UKIP (United Kingdom Independence Party)
The party was originally a single-issue Tory splinter party that campaigns for Britain’s exit from the European Union, but they have now put together a set of policies that places them fairly firmly on the right. However, this party has frequently been dogged by accusations of racism and bigotry with a number of party members saying some pretty unpleasant things, and they are officially the laziest party in Europe – many in Britain complain that the EU doesn’t work for nor properly represent Britain, so we vote for UKIP to make a point, but of the 76 parties represented in the European Parliament, UKIP members have the worst voting record of all. By voting UKIP, we actually lose influence in Europe and in turn it allows UKIP to continue this narrative of the EU not properly working for Britain.
Of course there are arguments for and against the EU, but for all the problems UKIP bring up about the EU, they’re not actually doing anything about it. Nigel Farage himself ranks 759th out of 764 MEPs in terms of his voting record by only taking part in 43% of votes and two other UKIP members are among the bottom 6 MEPs on their voting record, including former member Godfrey Bloom who came in rock bottom at 23%. And yet, whilst they are prepared to abstain from their responsibilities in the EU, they are still more than happy to accept a full six-figure yearly salary for their non-work. They can change potentially damaging decisions but they choose not to and any influence the UK may have on the EU is lost if we vote UKIP.
The Green Party
Where on earth do we start with the Greens…? The problem with the Greens is that they don’t sound like they know what they are talking about. Their leader, Nathalie Bennett, has been caught out big time on two highly publicised interviews by seemingly making up numbers and promising us everything. They propose a “citizen’s income” of giving every British national £72 per week whether they need it or not, but to finance it, they would scrap all of the existing benefits and impose a wealth tax to make up the rest. As a result, anyone earning more than £3500 a year would have to pay tax instead of the current £10,000 and the richest will be expected to make up a massive amount of money so that everyone gets their £72 per week, leaving the poorest and the richest among us worse off. And once the country has been financially wrecked, the Greens will abolish the army, scrap Trident, convert our military bases to making windmills and allow people to freely join groups like Al-Qaeda and the IRA – and this is incredibly irresponsible and dangerous at a time when groups like the Islamic State are murdering any “infidel” they can get their hands on and when we are seeing a more assertive Russia to the east.
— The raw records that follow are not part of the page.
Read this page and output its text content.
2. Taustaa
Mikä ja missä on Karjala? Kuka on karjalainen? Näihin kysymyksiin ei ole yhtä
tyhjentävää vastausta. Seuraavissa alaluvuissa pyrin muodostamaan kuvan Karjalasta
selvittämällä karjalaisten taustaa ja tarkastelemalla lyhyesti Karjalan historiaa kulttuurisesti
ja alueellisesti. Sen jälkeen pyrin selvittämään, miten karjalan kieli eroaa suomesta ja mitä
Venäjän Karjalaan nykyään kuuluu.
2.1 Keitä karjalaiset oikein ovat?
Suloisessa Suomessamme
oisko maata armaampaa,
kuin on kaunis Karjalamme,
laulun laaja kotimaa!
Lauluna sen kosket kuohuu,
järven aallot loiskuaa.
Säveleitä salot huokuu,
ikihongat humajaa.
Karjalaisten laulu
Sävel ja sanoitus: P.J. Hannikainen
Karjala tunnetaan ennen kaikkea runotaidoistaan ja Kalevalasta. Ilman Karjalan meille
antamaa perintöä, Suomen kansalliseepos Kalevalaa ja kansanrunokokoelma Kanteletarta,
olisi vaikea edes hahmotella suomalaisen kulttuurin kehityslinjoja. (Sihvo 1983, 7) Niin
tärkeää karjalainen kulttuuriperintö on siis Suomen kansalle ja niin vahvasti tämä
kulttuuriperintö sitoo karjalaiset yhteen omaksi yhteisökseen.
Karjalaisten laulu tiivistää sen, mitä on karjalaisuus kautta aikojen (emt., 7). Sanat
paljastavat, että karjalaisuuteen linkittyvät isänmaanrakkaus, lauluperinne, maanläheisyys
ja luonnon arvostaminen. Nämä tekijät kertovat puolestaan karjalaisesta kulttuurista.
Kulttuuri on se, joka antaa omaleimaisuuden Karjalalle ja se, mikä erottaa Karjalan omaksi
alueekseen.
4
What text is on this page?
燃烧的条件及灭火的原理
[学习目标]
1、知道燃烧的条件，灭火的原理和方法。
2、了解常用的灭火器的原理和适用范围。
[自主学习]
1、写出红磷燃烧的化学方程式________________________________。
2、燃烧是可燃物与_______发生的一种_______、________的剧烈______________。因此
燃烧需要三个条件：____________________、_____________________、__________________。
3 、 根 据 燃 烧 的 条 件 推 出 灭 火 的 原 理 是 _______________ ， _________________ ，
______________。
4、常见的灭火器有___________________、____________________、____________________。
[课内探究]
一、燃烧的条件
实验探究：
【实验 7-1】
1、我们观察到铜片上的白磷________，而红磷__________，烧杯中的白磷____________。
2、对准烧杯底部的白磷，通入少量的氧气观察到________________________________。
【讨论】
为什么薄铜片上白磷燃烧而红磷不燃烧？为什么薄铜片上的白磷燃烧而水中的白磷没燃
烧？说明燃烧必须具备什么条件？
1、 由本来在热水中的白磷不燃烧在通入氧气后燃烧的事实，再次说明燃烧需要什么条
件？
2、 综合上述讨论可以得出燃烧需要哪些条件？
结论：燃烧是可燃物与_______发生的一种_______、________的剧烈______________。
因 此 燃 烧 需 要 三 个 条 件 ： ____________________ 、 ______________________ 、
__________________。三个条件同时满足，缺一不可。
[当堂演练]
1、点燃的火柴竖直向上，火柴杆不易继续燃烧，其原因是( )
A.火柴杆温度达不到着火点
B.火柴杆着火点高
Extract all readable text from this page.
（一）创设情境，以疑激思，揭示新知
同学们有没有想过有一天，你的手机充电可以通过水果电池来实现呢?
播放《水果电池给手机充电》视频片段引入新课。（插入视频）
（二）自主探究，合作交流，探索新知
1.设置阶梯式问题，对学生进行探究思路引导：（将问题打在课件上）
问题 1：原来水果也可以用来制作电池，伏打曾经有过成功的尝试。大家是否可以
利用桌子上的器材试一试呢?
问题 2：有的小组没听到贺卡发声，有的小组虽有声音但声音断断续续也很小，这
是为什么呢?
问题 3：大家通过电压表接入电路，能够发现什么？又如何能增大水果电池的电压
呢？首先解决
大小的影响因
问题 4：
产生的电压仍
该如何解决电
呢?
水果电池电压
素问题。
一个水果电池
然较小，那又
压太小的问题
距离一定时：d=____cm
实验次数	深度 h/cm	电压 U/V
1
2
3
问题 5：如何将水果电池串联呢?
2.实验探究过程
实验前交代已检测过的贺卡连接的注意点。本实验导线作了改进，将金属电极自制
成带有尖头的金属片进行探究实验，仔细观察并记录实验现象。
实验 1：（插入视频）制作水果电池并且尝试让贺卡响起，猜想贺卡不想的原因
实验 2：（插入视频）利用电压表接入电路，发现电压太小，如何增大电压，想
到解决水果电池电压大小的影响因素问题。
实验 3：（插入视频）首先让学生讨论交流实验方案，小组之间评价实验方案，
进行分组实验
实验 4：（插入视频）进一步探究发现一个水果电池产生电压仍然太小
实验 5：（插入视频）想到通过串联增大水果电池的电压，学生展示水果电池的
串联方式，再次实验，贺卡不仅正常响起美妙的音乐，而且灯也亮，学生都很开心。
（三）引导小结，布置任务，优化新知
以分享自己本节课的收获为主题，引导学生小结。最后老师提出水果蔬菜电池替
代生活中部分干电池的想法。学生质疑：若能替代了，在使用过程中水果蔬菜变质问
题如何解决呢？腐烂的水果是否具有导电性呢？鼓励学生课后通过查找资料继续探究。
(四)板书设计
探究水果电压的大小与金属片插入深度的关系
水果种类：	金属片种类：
They’re perhaps the most dangerous party of them all, but everyone seems to think that they are the “nice party”…
As for who we vote for, it remains to be seen! In this election, Jasper will be voting in the 3-way marginal constituency of Brighton Pavilion, where the Greens won their first ever seat back at the last election in 2010, whilst Olesya is voting in the traditionally left-leaning constituency of Colne Valley, which switched to Conservative only for the second time at the last election. Only time will tell how this election goes, but do take part and get involved!